For more than 30 years the entrepreneurship-venture capital-IPO cycle centered in Silicon Valley has generated new wealth, commercialized innovation, and created new companies and industries. It’s also spun off millions of new jobs. The great companies created by this process — Intel, Apple, Google, eBay, Microsoft, Cisco, to name just a few — have propelled most of the growth in the U.S. economy in the last two decades. And what began as a process almost exclusively available to scientists and engineering Ph.D.s became open to just about anyone with a good business plan and a healthy dose of entrepreneurial drive.
At its best, the cycle is self-perpetuating. Entrepreneurs come up with a new idea, form a team, write a business plan, and then pitch their idea to venture capitalists. If they’re persuaded, the VCs invest, typically through several rounds during which the start-up company must meet performance benchmarks. Should the company succeed, it then makes an initial public offering of stock.
The IPO can reward the founders and venture-capital investors, and enables the general public to participate in the company’s success. Thousands of secretaries, clerks and technicians at these companies also have come away from the IPO richer than they ever dreamed. Meanwhile, some of those gains are invested in new venture funds, and the cycle begins again.
It has been a system of amazing efficiency, its biggest past weakness being that it sometimes (as in the dot-com “bubble”) creates too many companies of dubious viability. Now, this very efficiency may be proving to be its downfall.
From the beginning of this decade, the process of new company creation has been under assault by legislators and regulators. They treat it as if it is a natural phenomenon that can be manipulated and exploited, rather than the fragile creation of several generations of hard work, risk-taking and inventiveness.
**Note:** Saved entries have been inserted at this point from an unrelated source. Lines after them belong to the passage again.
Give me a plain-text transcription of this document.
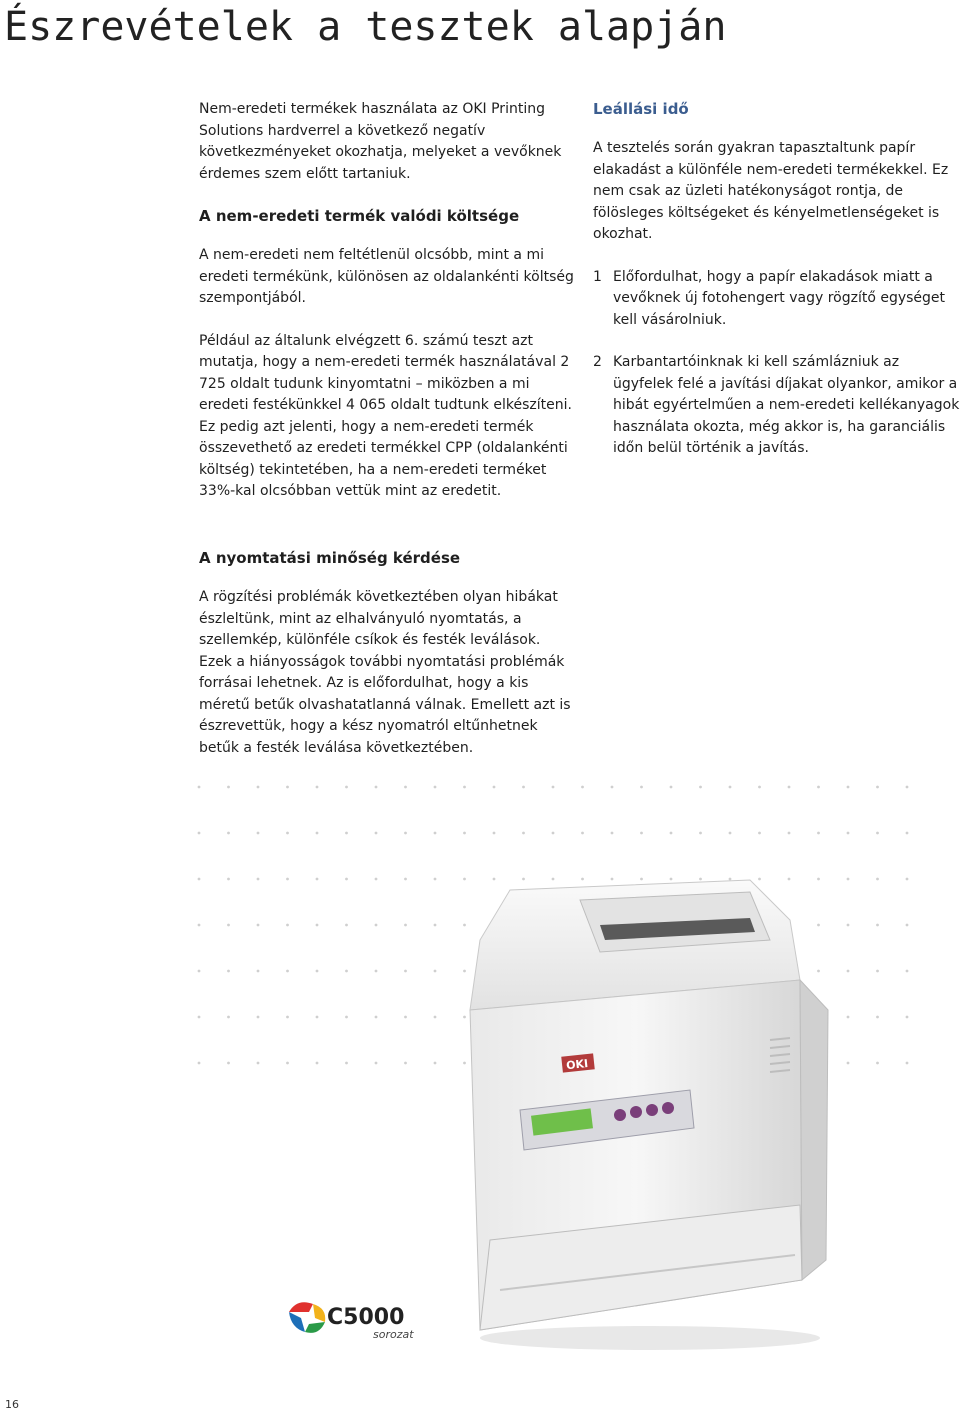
Észrevételek a tesztek alapján

Nem-eredeti termékek használata az OKI Printing Solutions hardverrel a következő negatív következményeket okozhatja, melyeket a vevőknek érdemes szem előtt tartaniuk.

A nem-eredeti termék valódi költsége

A nem-eredeti nem feltétlenül olcsóbb, mint a mi eredeti termékünk, különösen az oldalankénti költség szempontjából.

Például az általunk elvégzett 6. számú teszt azt mutatja, hogy a nem-eredeti termék használatával 2 725 oldalt tudunk kinyomtatni – miközben a mi eredeti festékünkkel 4 065 oldalt tudtunk elkészíteni. Ez pedig azt jelenti, hogy a nem-eredeti termék összevethető az eredeti termékkel CPP (oldalankénti költség) tekintetében, ha a nem-eredeti terméket 33%-kal olcsóbban vettük mint az eredetit.

Leállási idő

A tesztelés során gyakran tapasztaltunk papír elakadást a különféle nem-eredeti termékekkel. Ez nem csak az üzleti hatékonyságot rontja, de fölösleges költségeket és kényelmetlenségeket is okozhat.

1 Előfordulhat, hogy a papír elakadások miatt a vevőknek új fotohengert vagy rögzítő egységet kell vásárolniuk.
2 Karbantartóinknak ki kell számlázniuk az ügyfelek felé a javítási díjakat olyankor, amikor a hibát egyértelműen a nem-eredeti kellékanyagok használata okozta, még akkor is, ha garanciális időn belül történik a javítás.
A nyomtatási minőség kérdése

A rögzítési problémák következtében olyan hibákat észleltünk, mint az elhalványuló nyomtatás, a szellemkép, különféle csíkok és festék leválások. Ezek a hiányosságok további nyomtatási problémák forrásai lehetnek. Az is előfordulhat, hogy a kis méretű betűk olvashatatlanná válnak. Emellett azt is észrevettük, hogy a kész nyomatról eltűnhetnek betűk a festék leválása következtében.

OKI
C5000
sorozat
16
In the name of “fairness,” preventing future Enrons, and increased oversight, Congress, the SEC and the Financial Accounting Standards Board (FASB) have piled burdens onto the economy that put entrepreneurship at risk.
The new laws and regulations have neither prevented frauds nor instituted fairness. But they have managed to kill the creation of new public companies in the U.S., cripple the venture capital business, and damage entrepreneurship. According to the National Venture Capital Association, in all of 2008 there have been just six companies that have gone public. Compare that with 269 IPOs in 1999, 272 in 1996, and 365 in 1986.
Faced with crushing reporting costs if they go public, new companies are instead selling themselves to big, existing corporations. For the last four years it has seemed that every new business plan in Silicon Valley has ended with the statement “And then we sell to Google.” The venture capital industry is now underwater, paying out less than it is taking in. Small potential shareholders are denied access to future gains. Power is being ever more centralized in big, established companies.
For all of this, we can first thank Sarbanes-Oxley. Cooked up in the wake of accounting scandals earlier this decade, it has essentially killed the creation of new public companies in America, hamstrung the NYSE and Nasdaq (while making the London Stock Exchange rich), and cost U.S. industry more than $200 billion by some estimates.
Meanwhile, FASB has fiddled with the accounting rules so much that, as one of America’s most dynamic business executives, T.J. Rodgers of Cypress Semiconductor, recently blogged: “My financial statements are a mystery, even to me.” FASB’s “mark-to-market” accounting rules helped drive AIG and Bear Stearns into bankruptcy, even though they were cash-positive.
But FASB’s biggest crime against the economy and the American people came when it decided to measure the impossible: options expensing. Given that most stock options in new start-up companies are never worth anything, this would seem a fool’s errand. But FASB went ahead — thereby drying up options as an incentive for people to take the risk of joining a young company and guaranteeing that the legendary millionaire secretaries would never be seen again.